This depends on what you want to show.
When working with metrics you shouldn't just take the value as is, but see what each metric are telling you. baseline_1 isn't better/worse than baseline_0 because it has a higher/lower value in metric X. Both baselines give an interesting perspective on a given dataset and if unsure I'd suggest keeping both.
A couple of notes:
- when saying baseline, I will refer to the two baseline strategies that you said in your post
- I will use the accuracy metric for examples but what I'm saying is true for any metric.
Why use baselines?
People usually tend to see accuracy (or other measures) as absolute values. E.g. accuracy=0.9? "very good", accuracy=0.3? "very bad". This isn't true however, as metrics are influenced by the number of classes and the proportion of samples between them.
However an accuracy of 0.3 in a classification task with 1000 classes is arguably much harder to achieve than an accuracy of 0.9 on a binary classification task (assuming class balance in both cases).
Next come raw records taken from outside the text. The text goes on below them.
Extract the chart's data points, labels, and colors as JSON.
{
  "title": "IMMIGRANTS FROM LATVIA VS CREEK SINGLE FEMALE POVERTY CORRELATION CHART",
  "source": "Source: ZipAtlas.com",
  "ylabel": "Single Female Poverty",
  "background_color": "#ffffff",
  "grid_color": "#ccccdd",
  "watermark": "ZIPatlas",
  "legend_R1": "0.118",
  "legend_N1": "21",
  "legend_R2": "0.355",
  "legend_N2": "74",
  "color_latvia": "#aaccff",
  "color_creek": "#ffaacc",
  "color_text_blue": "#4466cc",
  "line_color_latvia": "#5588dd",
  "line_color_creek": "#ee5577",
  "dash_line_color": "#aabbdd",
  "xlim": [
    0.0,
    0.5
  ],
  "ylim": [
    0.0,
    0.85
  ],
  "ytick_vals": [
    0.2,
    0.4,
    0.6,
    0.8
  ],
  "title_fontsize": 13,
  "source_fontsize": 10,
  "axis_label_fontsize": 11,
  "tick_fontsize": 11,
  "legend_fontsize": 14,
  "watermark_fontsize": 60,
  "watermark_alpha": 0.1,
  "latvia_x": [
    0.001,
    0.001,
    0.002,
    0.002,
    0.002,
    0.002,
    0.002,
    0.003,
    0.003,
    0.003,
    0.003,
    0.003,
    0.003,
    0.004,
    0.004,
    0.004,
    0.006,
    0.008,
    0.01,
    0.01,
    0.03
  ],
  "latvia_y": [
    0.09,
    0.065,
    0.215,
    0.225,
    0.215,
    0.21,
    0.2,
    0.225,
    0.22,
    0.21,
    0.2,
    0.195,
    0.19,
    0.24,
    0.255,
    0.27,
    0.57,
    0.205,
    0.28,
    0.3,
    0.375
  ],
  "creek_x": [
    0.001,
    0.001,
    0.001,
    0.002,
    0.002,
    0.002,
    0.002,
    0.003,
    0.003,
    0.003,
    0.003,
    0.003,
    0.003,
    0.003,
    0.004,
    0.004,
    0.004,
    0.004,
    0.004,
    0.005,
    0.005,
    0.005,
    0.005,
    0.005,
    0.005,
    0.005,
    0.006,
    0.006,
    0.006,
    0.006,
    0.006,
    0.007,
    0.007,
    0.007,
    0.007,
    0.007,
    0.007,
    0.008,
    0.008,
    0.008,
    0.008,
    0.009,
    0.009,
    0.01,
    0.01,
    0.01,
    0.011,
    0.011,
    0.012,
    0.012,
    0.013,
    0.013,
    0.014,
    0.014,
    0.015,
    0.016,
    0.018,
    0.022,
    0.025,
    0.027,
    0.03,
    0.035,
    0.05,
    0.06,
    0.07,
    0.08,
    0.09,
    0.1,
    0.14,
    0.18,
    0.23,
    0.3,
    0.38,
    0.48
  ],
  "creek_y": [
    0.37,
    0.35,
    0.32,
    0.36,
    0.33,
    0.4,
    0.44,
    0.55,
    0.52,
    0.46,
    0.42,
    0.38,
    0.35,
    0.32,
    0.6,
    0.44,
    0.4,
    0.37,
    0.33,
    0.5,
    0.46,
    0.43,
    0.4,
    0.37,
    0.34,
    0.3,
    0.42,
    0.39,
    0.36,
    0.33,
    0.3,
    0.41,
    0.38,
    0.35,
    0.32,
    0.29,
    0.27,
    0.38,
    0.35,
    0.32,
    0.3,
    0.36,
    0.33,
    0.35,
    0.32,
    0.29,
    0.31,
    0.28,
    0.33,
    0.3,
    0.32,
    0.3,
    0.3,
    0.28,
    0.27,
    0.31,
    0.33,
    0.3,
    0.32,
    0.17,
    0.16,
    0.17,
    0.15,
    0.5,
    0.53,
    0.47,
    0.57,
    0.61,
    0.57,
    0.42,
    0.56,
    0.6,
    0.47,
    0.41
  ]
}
Here is were baselines come in. They can show how much better a model is than a dump classification strategy.
How baselines help?
Baselines help by putting a lower bound on your metrics. For example an accuracy of 0.55 on a binary classification task is slightly better than random, but the same accuracy on a 10-class setting is much better. Baselines help quantify that and tell you how much better you are than predicting random or the most common values.
What effect do baselines have?
Now on to why keep both baselines:
- The first baseline (i.e. random) helps show how metrics can be influenced by the number of classes has on the dataset.
- The second baseline (i.e. most common) helps show how metrics can be influenced by class imbalance.
How baselines actually help?
Let's you have two models, one with an accuracy of 0.92 and another with an accuracy of 0.93. How much better is the second model to the first? This depends on the value of your baseline. If you have a baseline accuracy of 0.5 then both models are relatively strong and the difference is not that significant. If you have a baseline of 0.9 then the models aren't as strong and an improvement of that magnitude is more significant.